Başbakan Erdoğan'ın cumhurbaşkanlığına giderken açıkladığı vizyon belgesi içeriği kadar o toplantıya katılanların çeşitliliğiyle de dikkat çekici ve tarihiydi.
Önce geçmişe yönelik tarihi bir tespitin altını çizelim. "Devlet özgürlüklerden korkmuştur. Halkın değişim isteği reddedildi, görmezden gelindi.
Demokrasi, özgürlük isteyenler kimi zaman kanlı şekilde, işkenceyle, zorbalıkla, baskıyla sindirildi."
Bunlar da geleceğe yönelik işaretler:
"Devlet din ilişkisini belirleyen unsur sivilliktir. Toplum kendi dini yaşamını kendisi gerçekleştirmelidir."
"Yargı teşkilatı, hukuka ve adalet idealine uygun yargılamayı sağlayacak bir şekilde yeniden yapılandırılmalıdır."
"Biz demokrasi istedik, özgürlük istedik. 12 yıldır her alanda büyük reformlar geliştirdik. Sünninin özgürlüğü kadar Alevi'nin özgürlüğünü de savunan biz olduk. Kürdün, Arabın, Boşnağın diğer bütün etnik kimliklerin hakkını da savunan biz olduk"
Bu tespitleri yapan Başbakan Erdoğan, "Neden Yeni Türkiye yolunda..." sorusuna da net bir cevap veriyor?
"Elbette mükemmel bir yerde değiliz. Daha yapacak çok işimiz var." Tam da bu nedenle son 12 yılda yapılanları bir "kapı aralama" olarak niteliyor:
"Yeni Türkiye'nin kapılarını artık araladık. Yeni Türkiye herkesin Türkiye'sidir. Yeni Türkiye hedefine yorulmadan, bütün vatandaşlarımızla birlikte yan yana, can cana devam edeceğiz."
Herkesin kendisinden bir parça bulacağı bu yaklaşımı, yine her kesimin özeti diyebileceğimiz bir toplulukla paylaştı. Kimler yoktu ki... İlk dikkatimi çeken Milli Görüş çizgisinin mütevazı siyasetçisi Recai Kutan...

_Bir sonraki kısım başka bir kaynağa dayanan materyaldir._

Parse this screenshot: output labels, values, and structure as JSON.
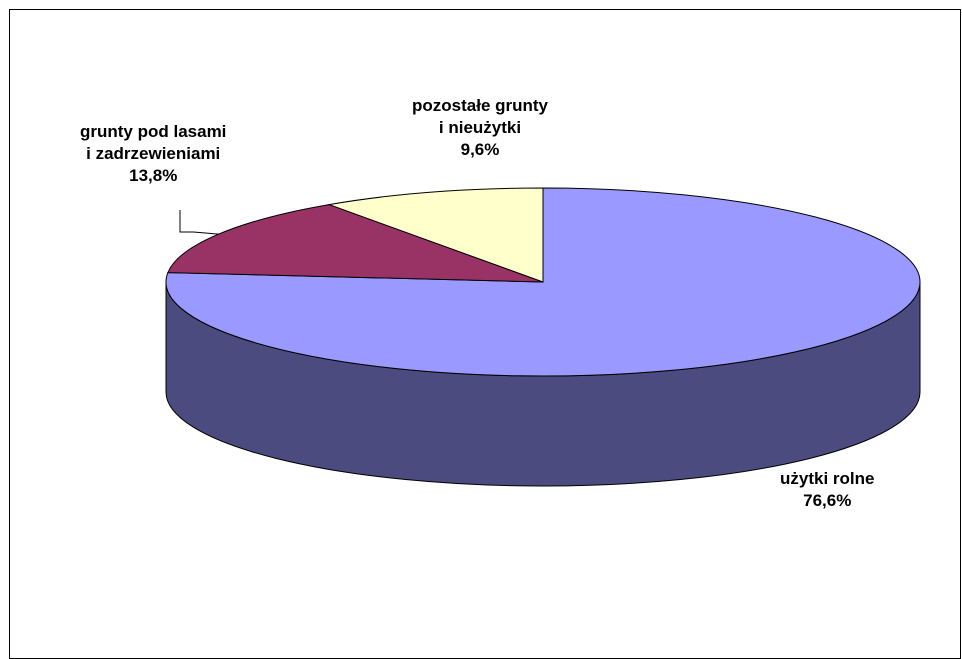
{
  "chart_data": {
    "type": "pie",
    "style": "3d",
    "slices": [
      {
        "name_lines": [
          "użytki rolne"
        ],
        "value": 76.6,
        "value_label": "76,6%",
        "color": "#9999ff",
        "side_color": "#4b4b7f"
      },
      {
        "name_lines": [
          "grunty pod lasami",
          "i zadrzewieniami"
        ],
        "value": 13.8,
        "value_label": "13,8%",
        "color": "#993366",
        "side_color": "#4c1933"
      },
      {
        "name_lines": [
          "pozostałe grunty",
          "i nieużytki"
        ],
        "value": 9.6,
        "value_label": "9,6%",
        "color": "#ffffcc",
        "side_color": "#7f7f66"
      }
    ],
    "legend": "none",
    "data_labels": "outside"
  }
}
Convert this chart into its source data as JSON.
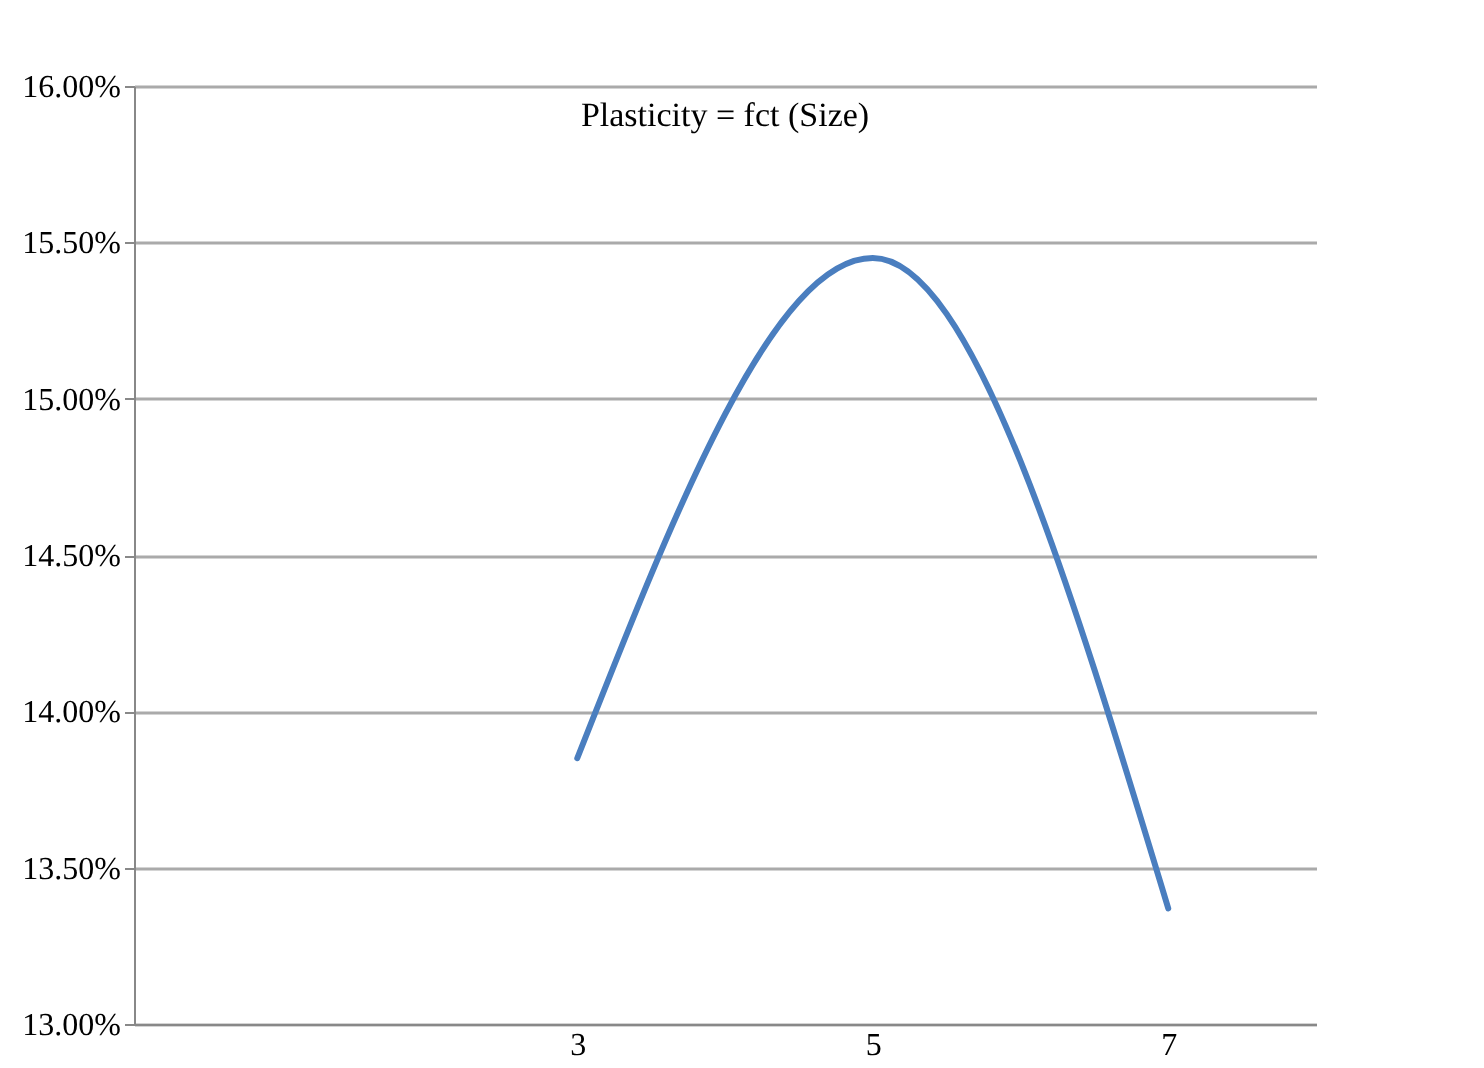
{
  "chart_data": {
    "type": "line",
    "title": "Plasticity = fct (Size)",
    "categories": [
      null,
      "3",
      "5",
      "7"
    ],
    "series": [
      {
        "color": "#4a7ebf",
        "values": [
          null,
          13.85,
          15.45,
          13.37
        ]
      }
    ],
    "ylim": [
      13,
      16
    ],
    "yticks": [
      {
        "value": 13,
        "label": "13.00%"
      },
      {
        "value": 13.5,
        "label": "13.50%"
      },
      {
        "value": 14,
        "label": "14.00%"
      },
      {
        "value": 14.5,
        "label": "14.50%"
      },
      {
        "value": 15,
        "label": "15.00%"
      },
      {
        "value": 15.5,
        "label": "15.50%"
      },
      {
        "value": 16,
        "label": "16.00%"
      }
    ],
    "grid": "y",
    "marker": "none",
    "line_style": "solid"
  }
}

Futbol Federasyonu Başkanı Yıldırım Demirören, Galatasaray Başkanı Ünal Aysal, Beşiktaş Başkanı Fikret Orman, yine spor dünyasından Rıdvan Dilmen, Tanju Çolak, Hidayet Türkoğlu...
Sanat dünyasından Bülent Ersoy, Hülya Koçyiğit, Orhan Gencebay, Şafak Sezer, Şahan Gökbakar gibi çok sayıda ünlü... Ama sadece ünlü değil, sivil toplum örgütleri, sendikalar, engelliler ve işçi temsilcileri de var.
Birilerinin o toplantıya katılanları itibarsızlaştırmaya yönelik ölçüsüzlükleri eski Türkiye'nin devam ettiğini sanmalarından, ciddiye almamak gerekiyor.